To generate the alternating magnetic field through the field coils 3a and 3b These are connected to an electrical inverter 5 in connection. The electrical inverter 5 one walks at the entrance 6 applied DC voltage in one at the output 7 provided AC voltage. The AC voltage thus generated reaches the field coils 3a and 3b They turn this into a magnetic one Convert alternating field. The inverter 5 consists essentially of an electronics unit 8th with downstream electrical transformer 9 , The electronics unit 8th Converts the applied DC voltage into an AC voltage of the desired frequency. The transformer 9 generates an AC voltage with a low voltage value, but a high current value.

The according to 2 used for this purpose electrical transformer 9 consists essentially of a carrier body 10 whose primary winding 11 consists of a conventional, multi-layer wound relatively thin transformer wire.
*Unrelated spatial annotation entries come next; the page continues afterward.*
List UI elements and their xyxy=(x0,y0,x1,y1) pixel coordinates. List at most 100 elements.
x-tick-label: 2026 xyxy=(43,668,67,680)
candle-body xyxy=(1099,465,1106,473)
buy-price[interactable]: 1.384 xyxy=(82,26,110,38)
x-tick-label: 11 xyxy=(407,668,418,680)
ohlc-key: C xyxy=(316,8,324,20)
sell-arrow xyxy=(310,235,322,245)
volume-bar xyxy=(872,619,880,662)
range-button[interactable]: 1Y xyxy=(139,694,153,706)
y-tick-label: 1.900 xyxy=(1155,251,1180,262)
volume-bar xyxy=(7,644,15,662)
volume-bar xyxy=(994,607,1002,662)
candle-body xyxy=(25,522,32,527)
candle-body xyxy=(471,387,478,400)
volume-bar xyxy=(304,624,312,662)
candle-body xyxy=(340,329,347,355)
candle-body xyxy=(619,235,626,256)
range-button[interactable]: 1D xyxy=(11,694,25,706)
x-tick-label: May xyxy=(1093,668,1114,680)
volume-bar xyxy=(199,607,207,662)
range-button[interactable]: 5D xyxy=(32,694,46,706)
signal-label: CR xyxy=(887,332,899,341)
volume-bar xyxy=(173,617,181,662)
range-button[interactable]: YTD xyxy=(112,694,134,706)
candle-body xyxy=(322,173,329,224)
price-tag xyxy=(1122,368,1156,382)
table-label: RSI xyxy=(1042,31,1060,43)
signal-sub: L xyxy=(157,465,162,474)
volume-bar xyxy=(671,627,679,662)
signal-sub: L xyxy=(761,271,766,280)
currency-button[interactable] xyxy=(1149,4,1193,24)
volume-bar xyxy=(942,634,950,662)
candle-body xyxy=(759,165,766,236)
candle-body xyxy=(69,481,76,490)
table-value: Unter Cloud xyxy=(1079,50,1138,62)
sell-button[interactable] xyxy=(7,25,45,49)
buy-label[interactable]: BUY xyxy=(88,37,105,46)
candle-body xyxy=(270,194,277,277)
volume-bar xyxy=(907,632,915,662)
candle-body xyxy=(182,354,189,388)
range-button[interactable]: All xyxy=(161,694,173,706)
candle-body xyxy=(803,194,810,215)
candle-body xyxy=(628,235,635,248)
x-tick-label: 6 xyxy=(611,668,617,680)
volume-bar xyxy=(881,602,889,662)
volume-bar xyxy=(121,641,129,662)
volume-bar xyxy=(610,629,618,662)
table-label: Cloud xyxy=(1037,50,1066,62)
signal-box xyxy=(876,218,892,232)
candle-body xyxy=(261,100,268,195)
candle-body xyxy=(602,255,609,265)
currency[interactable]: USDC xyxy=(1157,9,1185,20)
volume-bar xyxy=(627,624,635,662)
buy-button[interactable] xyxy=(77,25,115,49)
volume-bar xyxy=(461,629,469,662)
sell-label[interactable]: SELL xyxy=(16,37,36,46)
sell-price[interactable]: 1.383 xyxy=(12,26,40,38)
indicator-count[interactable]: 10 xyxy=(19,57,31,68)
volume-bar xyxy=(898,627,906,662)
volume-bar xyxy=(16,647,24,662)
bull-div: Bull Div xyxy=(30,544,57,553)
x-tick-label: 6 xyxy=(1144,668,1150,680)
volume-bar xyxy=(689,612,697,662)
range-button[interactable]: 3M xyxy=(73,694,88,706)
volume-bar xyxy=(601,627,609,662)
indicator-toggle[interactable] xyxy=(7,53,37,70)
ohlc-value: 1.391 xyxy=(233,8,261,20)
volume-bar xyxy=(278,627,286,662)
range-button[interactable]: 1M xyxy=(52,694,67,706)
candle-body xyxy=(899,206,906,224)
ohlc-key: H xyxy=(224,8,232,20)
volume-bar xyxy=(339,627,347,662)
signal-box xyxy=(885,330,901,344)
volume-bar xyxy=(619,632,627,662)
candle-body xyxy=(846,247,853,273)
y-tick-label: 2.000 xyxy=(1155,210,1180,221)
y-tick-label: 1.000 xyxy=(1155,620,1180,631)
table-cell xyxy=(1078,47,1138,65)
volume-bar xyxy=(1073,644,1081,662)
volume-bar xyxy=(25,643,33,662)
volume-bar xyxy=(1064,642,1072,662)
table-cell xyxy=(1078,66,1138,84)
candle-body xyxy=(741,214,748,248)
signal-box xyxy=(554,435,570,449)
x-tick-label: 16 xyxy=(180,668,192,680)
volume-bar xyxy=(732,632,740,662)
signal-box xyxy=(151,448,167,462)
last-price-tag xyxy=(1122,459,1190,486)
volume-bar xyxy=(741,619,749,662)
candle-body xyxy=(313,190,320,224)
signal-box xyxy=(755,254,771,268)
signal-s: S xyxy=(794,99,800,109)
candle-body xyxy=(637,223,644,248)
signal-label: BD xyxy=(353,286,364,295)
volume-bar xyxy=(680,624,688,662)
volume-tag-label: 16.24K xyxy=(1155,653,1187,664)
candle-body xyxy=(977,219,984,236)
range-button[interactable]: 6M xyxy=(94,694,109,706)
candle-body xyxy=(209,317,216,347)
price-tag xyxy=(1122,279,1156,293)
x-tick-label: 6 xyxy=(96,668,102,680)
In contrast, for the secondary winding 12 of the transformer 9 a highly flexible metal strand 13 used, which in only one layer around the carrier body 10 is wound. The highly flexible metal strand consists in this embodiment of pure copper and wraps around the carrier body with only 5 Turns. To adapt to the high electrical current flow generated by this transformer ratio, the metal strand sits a relatively large cross-section.
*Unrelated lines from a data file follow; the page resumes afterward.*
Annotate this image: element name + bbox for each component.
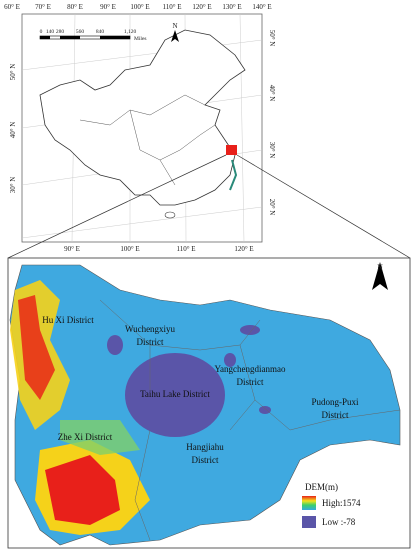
lon-label: 110° E [176,245,195,253]
district-label: Hangjiahu [186,442,224,452]
district-label: Zhe Xi District [58,432,113,442]
lat-label: 50° N [268,30,276,47]
province-lines [79,94,216,186]
lon-label: 80° E [67,3,83,11]
district-label: Pudong-Puxi [311,397,359,407]
lat-label: 20° N [268,199,276,216]
small-lakes [107,325,271,414]
district-label: Wuchengxiyu [125,324,176,334]
lon-label: 120° E [192,3,211,11]
lat-label: 40° N [268,85,276,102]
lon-label: 140° E [252,3,271,11]
hills [60,420,140,455]
coast-highlight [229,159,238,191]
hainan [164,211,176,219]
legend-low-swatch [302,516,316,528]
connector-line [7,154,227,259]
district-label: District [192,455,219,465]
legend-title: DEM(m) [305,482,338,492]
lon-label: 120° E [234,245,253,253]
main-map: N DEM(m) High:1574 Low :-78 [7,257,411,549]
scale-tick-label: 0 [40,29,43,35]
scale-tick-label: 1,120 [124,29,137,35]
district-boundaries [99,299,401,541]
scale-bar [39,35,131,40]
north-arrow [171,30,179,42]
scale-tick-label: 560 [76,29,85,35]
scale-tick-label: 280 [56,29,65,35]
legend-high-swatch [302,496,316,510]
inset-map: N [21,13,263,243]
legend-low: Low :-78 [322,517,356,527]
scale-tick-label: 840 [96,29,105,35]
district-label: District [137,337,164,347]
north-label: N [377,263,383,272]
lon-label: 100° E [130,3,149,11]
district-label: District [322,410,349,420]
lat-label: 40° N [9,122,17,139]
district-label: Yangchengdianmao [214,364,286,374]
lon-label: 90° E [64,245,80,253]
lon-label: 60° E [4,3,20,11]
lon-label: 130° E [222,3,241,11]
district-label: District [237,377,264,387]
district-label: Taihu Lake District [140,389,210,399]
legend-high: High:1574 [322,498,361,508]
lat-label: 30° N [268,142,276,159]
district-label: Hu Xi District [42,315,94,325]
connector-line [236,154,411,259]
study-area [226,145,237,155]
north-label: N [172,22,177,30]
peak [18,295,55,400]
north-arrow [372,262,388,290]
lon-label: 100° E [120,245,139,253]
lon-label: 90° E [100,3,116,11]
scale-tick-label: 140 [46,29,55,35]
lat-label: 30° N [9,177,17,194]
lon-label: 110° E [162,3,181,11]
peak [45,455,120,525]
lat-label: 50° N [9,64,17,81]
lon-label: 70° E [35,3,51,11]
scale-unit: Miles [134,36,147,42]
To achieve a loss-minimal electrical connection between the transformer 9 and the connected thereto - not shown here - field coils are the ends of the secondary winding 12 each with a cable lug 14 soldered.

With this special transformer 9 The magneto-inductive flowmeter can be generated by the excitation coils, which can even be designed in the manner of a Einwindungsspule, a very strong alternating magnetic field, so that the electromagnetic flowmeter is able to provide very precise measurement results.

1

measuring tube

2

medium

3

field coil

4

electrode assembly

5

inverter

6

entrance

7

output

8th

electronics unit

9

transformer

10

support body

11

primary

12

secondary winding

13

metal strand

14

cable Chur

Claims (5)

Magnetic-inductive flowmeter for a through a measuring tube ( 1 ), having a minimum electrical conductivity medium ( 2 ), with each other opposite to the measuring tube ( 1 ) arranged field coils ( 3a . 3b ) for producing an alternating magnetic field running substantially perpendicular to the measuring tube axis, and also an electrode arrangement likewise oriented substantially perpendicular to the measuring tube axis and substantially perpendicular to the magnetic field axis ( 4 ) for measuring a due to the flow of the medium ( 2 ) induced measuring voltage, which the volume flow of the medium ( 2 ), characterized in that one for generating an alternating voltage for operating the field coils ( 3a . 3b ) provided inverter ( 5 ) an electrical transformer ( 9 ), with at least one field coil ( 3a . 3b ) related secondary winding ( 12 ) made of a highly flexible metal strand ( 13 ), which in a position about a carrier body ( 10 ) is wound. Magnetic-inductive flowmeter according to claim 1, characterized in that for the secondary winding ( 12 ) is made of copper or of silver or of an alloy containing these metals as the main component. Magnetic-inductive flowmeter according to claim 1, characterized in that the secondary winding ( 12 ) forming metal strand ( 13 ) at both ends with a cable lug ( 14 ) to provide a loss-minimal electrical connection to the associated field coil ( 3a ; 3b ). Magnetic-inductive flowmeter according to claim 1, characterized in that the single-layer wound secondary winding ( 12 ) consists of a number of 2 to 30 turns, preferably 4 to 10 turns, most preferably 5 turns. Magnetic-inductive flowmeter according to claim 1, characterized in that the primary winding ( 11 ) of the transformer ( 9 ) consists of a conventional, multi-layer wound transformer wire.